The key objectives of the trial include confirmation of the feasibility of producing patient-specific vaccines, the safety of administering these vaccines, survival from the date of enrollment, PFS from date of enrollment, and survival from the date of diagnostic surgical resection.
The median age of study participants was 59 years and the majority, or 70%, were male. Moreover, 72% were white, 17% were Hispanic, 3% were Black, and 2% were Asian. A little more than half of patients, or 52%, did not have MGMT methylation, while 22% did; for 27% of patients, this information was unknown. Twelve percent of patients had tumors that harbored an IDH mutation. Forty-two percent of patients had a KPS of 90, 28% had a score of 80, 23% had a score of 70, and 7% had a score of 100.
Fifty-seven patients received treatment. Of these patients, 39 received all 8 doses, 2 patients completed 7 doses, 5 received 6 doses, 2 received 4 doses, 5 received 3 doses, and 3 completed 2 doses.
Regarding safety, the vaccine was found to be well tolerated. The most commonly reported toxicity was local injection site reactions. Notably, no study participants stopped treatment because of adverse effects. Fifty-four serious toxicities were observed among 28 patients, although none of these effects were determined to be associated with the vaccine.
Many of these toxicities were related to the central nervous system; 10 patients reported falls and/or focal weakness and 3 experienced headaches and/or cerebral edema. One death was reported; this occurred after 2 injections with the vaccine. The patient fell at home, refused to go to the hospital, and died 2 days later.
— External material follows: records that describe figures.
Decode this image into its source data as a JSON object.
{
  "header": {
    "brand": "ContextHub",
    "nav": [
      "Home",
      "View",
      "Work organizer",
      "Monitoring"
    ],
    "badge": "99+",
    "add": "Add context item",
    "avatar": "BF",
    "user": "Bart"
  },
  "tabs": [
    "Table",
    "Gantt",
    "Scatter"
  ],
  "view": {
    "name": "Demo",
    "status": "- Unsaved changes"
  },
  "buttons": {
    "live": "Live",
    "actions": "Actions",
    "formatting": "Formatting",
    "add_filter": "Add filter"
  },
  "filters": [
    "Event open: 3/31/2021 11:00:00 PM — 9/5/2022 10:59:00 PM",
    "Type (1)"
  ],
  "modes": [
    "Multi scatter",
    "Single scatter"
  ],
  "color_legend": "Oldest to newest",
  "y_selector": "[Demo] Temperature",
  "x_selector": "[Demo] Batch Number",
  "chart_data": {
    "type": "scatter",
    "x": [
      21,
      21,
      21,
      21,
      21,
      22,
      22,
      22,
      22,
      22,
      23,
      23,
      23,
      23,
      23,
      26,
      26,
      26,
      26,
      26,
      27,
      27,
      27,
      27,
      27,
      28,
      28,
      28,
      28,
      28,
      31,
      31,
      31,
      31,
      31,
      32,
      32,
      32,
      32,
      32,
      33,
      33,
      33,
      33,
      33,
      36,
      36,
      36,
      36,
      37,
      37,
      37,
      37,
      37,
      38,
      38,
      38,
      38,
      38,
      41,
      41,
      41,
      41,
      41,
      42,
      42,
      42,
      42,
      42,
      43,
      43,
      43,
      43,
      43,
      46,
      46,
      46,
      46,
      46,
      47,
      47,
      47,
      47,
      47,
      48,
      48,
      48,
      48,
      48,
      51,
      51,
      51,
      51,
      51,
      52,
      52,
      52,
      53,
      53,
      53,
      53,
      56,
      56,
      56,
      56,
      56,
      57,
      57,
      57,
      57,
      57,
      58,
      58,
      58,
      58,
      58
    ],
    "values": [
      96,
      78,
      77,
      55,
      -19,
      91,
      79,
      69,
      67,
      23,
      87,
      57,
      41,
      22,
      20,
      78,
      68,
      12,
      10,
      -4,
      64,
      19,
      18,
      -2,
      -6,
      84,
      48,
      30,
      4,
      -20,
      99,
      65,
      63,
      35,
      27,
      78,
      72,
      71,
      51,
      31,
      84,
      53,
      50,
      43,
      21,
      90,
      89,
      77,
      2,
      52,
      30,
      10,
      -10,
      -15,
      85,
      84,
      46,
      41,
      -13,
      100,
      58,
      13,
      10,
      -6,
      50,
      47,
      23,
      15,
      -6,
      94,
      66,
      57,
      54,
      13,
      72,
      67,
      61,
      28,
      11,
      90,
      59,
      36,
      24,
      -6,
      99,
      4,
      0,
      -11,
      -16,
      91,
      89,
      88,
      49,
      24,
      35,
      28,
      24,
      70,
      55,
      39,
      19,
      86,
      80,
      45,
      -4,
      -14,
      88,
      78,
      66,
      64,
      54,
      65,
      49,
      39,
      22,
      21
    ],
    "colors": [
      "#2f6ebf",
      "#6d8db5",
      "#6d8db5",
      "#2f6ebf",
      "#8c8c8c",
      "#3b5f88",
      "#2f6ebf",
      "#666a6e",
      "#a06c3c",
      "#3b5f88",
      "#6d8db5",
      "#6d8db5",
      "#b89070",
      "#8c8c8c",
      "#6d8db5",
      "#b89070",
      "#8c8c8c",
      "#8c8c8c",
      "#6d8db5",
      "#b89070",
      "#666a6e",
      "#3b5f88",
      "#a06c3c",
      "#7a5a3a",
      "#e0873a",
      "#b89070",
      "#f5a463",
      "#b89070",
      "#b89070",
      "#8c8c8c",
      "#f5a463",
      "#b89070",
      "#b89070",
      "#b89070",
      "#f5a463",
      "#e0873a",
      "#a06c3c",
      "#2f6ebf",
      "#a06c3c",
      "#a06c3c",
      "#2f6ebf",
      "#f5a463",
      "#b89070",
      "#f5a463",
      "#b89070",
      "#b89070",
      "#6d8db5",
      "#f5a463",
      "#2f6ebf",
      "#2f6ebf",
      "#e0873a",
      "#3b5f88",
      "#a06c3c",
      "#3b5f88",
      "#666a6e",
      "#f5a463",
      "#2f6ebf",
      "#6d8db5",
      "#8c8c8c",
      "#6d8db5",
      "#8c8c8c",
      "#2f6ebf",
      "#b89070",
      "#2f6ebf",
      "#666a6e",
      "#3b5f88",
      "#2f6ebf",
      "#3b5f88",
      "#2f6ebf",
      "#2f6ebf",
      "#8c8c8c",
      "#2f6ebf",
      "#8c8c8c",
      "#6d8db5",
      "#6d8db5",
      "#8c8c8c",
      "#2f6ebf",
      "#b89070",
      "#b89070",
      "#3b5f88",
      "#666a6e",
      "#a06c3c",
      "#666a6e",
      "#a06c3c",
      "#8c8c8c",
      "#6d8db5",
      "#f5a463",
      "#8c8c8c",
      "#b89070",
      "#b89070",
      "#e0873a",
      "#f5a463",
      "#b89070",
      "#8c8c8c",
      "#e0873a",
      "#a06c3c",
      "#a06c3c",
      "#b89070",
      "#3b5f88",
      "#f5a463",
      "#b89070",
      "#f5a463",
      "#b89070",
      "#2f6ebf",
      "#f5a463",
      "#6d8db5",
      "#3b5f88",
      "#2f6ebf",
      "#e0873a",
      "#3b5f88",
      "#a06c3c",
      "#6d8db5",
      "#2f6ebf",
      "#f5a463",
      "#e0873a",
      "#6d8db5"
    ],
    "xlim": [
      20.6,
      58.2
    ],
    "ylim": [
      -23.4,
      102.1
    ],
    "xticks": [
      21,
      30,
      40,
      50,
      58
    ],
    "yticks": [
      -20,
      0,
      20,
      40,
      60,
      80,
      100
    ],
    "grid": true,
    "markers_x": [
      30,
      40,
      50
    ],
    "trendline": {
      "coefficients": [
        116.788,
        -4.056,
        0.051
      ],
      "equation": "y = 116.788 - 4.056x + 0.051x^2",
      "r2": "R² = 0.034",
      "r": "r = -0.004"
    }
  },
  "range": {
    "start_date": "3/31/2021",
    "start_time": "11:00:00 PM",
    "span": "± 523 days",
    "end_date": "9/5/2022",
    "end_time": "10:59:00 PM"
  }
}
“This is a major victory against glioblastoma, a devastating disease that has evaded treatment for far too long,” Hans S. Keirstead, PhD, chairman and chief executive officer of AIVITA, added in the release. “We now have excellent results from phase 2 clinical studies in both melanoma and glioblastoma, underscoring the tremendous potential of this personalized cancer immunotherapy.”
The vaccine is under examination in 3 clinical trials in patients with ovarian cancer, melanoma, and glioblastoma. AIVITA announced that they are working on obtaining a conditional commercial approval in Japan for its melanoma treatment.